Da última vez que assisti a uma novela capítulo a capítulo, minha idade ainda começava pelo dígito 1 e eu vivia sob as asas da minha mãe, na minha Três Rios natal. Agora que estou com trinta e muitos, a poucos anos do proverbial “enta” infinito, me vejo aqui aguardando todos os dias a próxima dose de Pantanal. (E quando perco, recorro ao streaming, afinal, posso não ser jovem, mas sou moderna.)
Sei lá o que me pegou nessa trama repetida da original de 1990, quando eu nem ler sabia ainda. Pode ser a nostalgia de narrativas televisivas que me remetam às da minha infância, com um elenco enorme em um lugar distante e muitos conflitos familiares. Pode ser um escapismo do cotidiano horrível de ser brasileira em 2022, mergulhando num realismo fantástico em que gente vira onça, sucuri, faz pacto com o cramulhão, e talvez o aspecto mais absurdo: recusa o uso de TV e internet, a despeito da fortuna.
Felizmente, o mundo, embora não pareça e dê todas as evidências de seu retrocesso, vai mudando e, por isso, certos recortes normalizados na versão de Pantanal em 1990 são inaceitáveis hoje. Um deles é o tratamento dispensado pelo vilão Tenório à esposa Maria Bruaca, traída, humilhada, ridicularizada e diminuída pelo marido. Tudo bem, faz parte do roteiro. Mas desde o início, a postura de Tenório no remake é abordada como intolerável e não como pressinto que era em 1990, “o jeito dele”, inclusive na alcunha dada à mulher, “bruaca”.

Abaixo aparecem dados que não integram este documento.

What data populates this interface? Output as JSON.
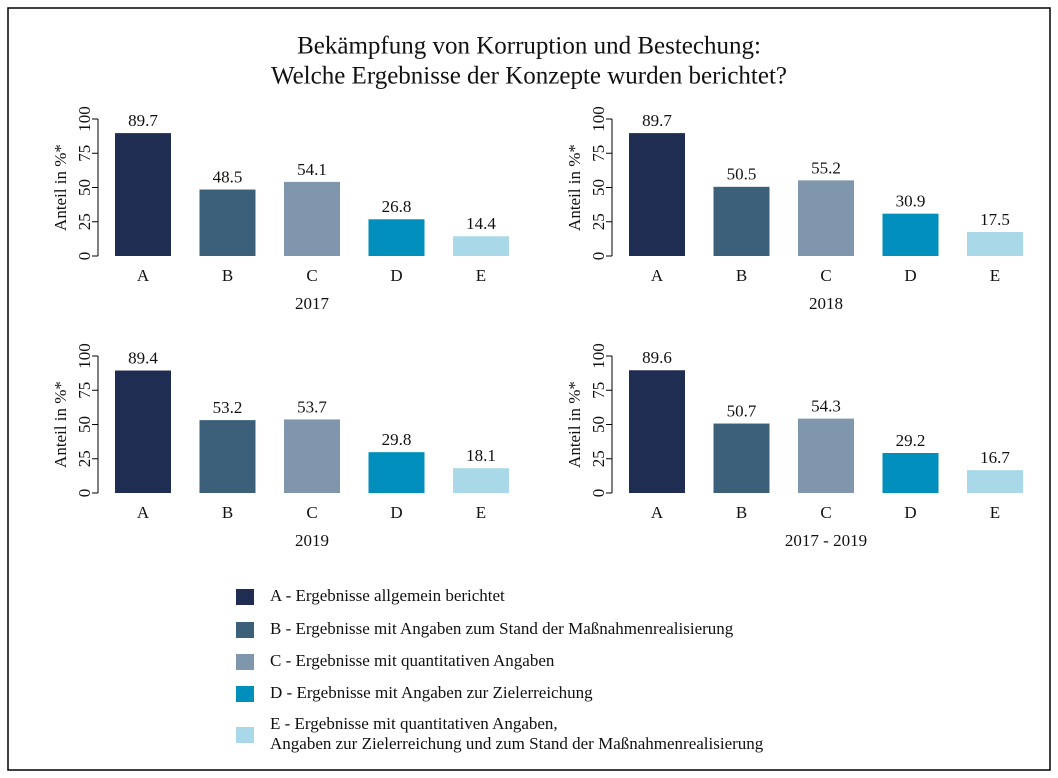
{
  "title": [
    "Bekämpfung von Korruption und Bestechung:",
    "Welche Ergebnisse der Konzepte wurden berichtet?"
  ],
  "chart_data": [
    {
      "type": "bar",
      "xlabel": "2017",
      "ylabel": "Anteil in %*",
      "categories": [
        "A",
        "B",
        "C",
        "D",
        "E"
      ],
      "values": [
        89.7,
        48.5,
        54.1,
        26.8,
        14.4
      ],
      "colors": [
        "#1f2d52",
        "#3c5f7a",
        "#7f96ad",
        "#008fbd",
        "#a9d9e8"
      ],
      "ylim": [
        0,
        100
      ],
      "yticks": [
        0,
        25,
        50,
        75,
        100
      ]
    },
    {
      "type": "bar",
      "xlabel": "2018",
      "ylabel": "Anteil in %*",
      "categories": [
        "A",
        "B",
        "C",
        "D",
        "E"
      ],
      "values": [
        89.7,
        50.5,
        55.2,
        30.9,
        17.5
      ],
      "colors": [
        "#1f2d52",
        "#3c5f7a",
        "#7f96ad",
        "#008fbd",
        "#a9d9e8"
      ],
      "ylim": [
        0,
        100
      ],
      "yticks": [
        0,
        25,
        50,
        75,
        100
      ]
    },
    {
      "type": "bar",
      "xlabel": "2019",
      "ylabel": "Anteil in %*",
      "categories": [
        "A",
        "B",
        "C",
        "D",
        "E"
      ],
      "values": [
        89.4,
        53.2,
        53.7,
        29.8,
        18.1
      ],
      "colors": [
        "#1f2d52",
        "#3c5f7a",
        "#7f96ad",
        "#008fbd",
        "#a9d9e8"
      ],
      "ylim": [
        0,
        100
      ],
      "yticks": [
        0,
        25,
        50,
        75,
        100
      ]
    },
    {
      "type": "bar",
      "xlabel": "2017 - 2019",
      "ylabel": "Anteil in %*",
      "categories": [
        "A",
        "B",
        "C",
        "D",
        "E"
      ],
      "values": [
        89.6,
        50.7,
        54.3,
        29.2,
        16.7
      ],
      "colors": [
        "#1f2d52",
        "#3c5f7a",
        "#7f96ad",
        "#008fbd",
        "#a9d9e8"
      ],
      "ylim": [
        0,
        100
      ],
      "yticks": [
        0,
        25,
        50,
        75,
        100
      ]
    }
  ],
  "legend": [
    {
      "color": "#1f2d52",
      "label": [
        "A - Ergebnisse allgemein berichtet"
      ]
    },
    {
      "color": "#3c5f7a",
      "label": [
        "B - Ergebnisse mit Angaben zum Stand der Maßnahmenrealisierung"
      ]
    },
    {
      "color": "#7f96ad",
      "label": [
        "C - Ergebnisse mit quantitativen Angaben"
      ]
    },
    {
      "color": "#008fbd",
      "label": [
        "D - Ergebnisse mit Angaben zur Zielerreichung"
      ]
    },
    {
      "color": "#a9d9e8",
      "label": [
        "E - Ergebnisse mit quantitativen Angaben,",
        "Angaben zur Zielerreichung und zum Stand der Maßnahmenrealisierung"
      ]
    }
  ]
}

Discussões sobre monogamia, posse e patriarcado à parte, nunca se torceu tanto por um chifre na ficção como a bela galhada que Maria dita Bruaca meteu na cabeça de seu marido. E nunca se sofreu tanto a cada culpa que a personagem sente quando assombrada por vozes que sopram-lhe ao ouvido: “mulher direita não faz isso”. Haja coração na Copa Pantaneira do Galho! E a torcida de Mary Bru, como foi apelidada no Twitter, é imensa. Pudera.

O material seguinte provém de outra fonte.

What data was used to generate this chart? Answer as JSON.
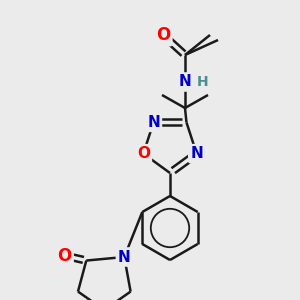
{
  "background_color": "#ebebeb",
  "bond_color": "#1a1a1a",
  "bond_width": 1.8,
  "atom_colors": {
    "O": "#ff0000",
    "N": "#0000cc",
    "H": "#4a9090",
    "C": "#1a1a1a"
  },
  "font_size": 11
}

Só nos últimos dias vimos, sem filtros, o quanto somos criadas numa sociedade que exige que sejamos submissas e silenciosas, mesmo quando somos violentadas por nossos parceiros, parentes, chefes, por completos desconhecidos ou pelo Estado. Espera-se que sirvamos, ainda que à nossa revelia, a homens que nos odeiam a despeito de serem nossos cônjuges ou representantes de instituições que deveriam resguardar nossa integridade física, emocional e mental. E definitivamente, nos condenam a carregar os frutos dessa violência no ventre, no curriculum vitae, debaixo do mesmo teto, pela vida afora.
A bruaca da ficção é uma metáfora de tanto silenciamento imposto diante de uma vida de violações. E já não somos bestas de esperar que a justiça, tão masculina seja com j ou J, vá fazer alguma coisa por nós. Daí a satisfação coletiva a cada vez que o vilão é feito de corno. Vai, Maria!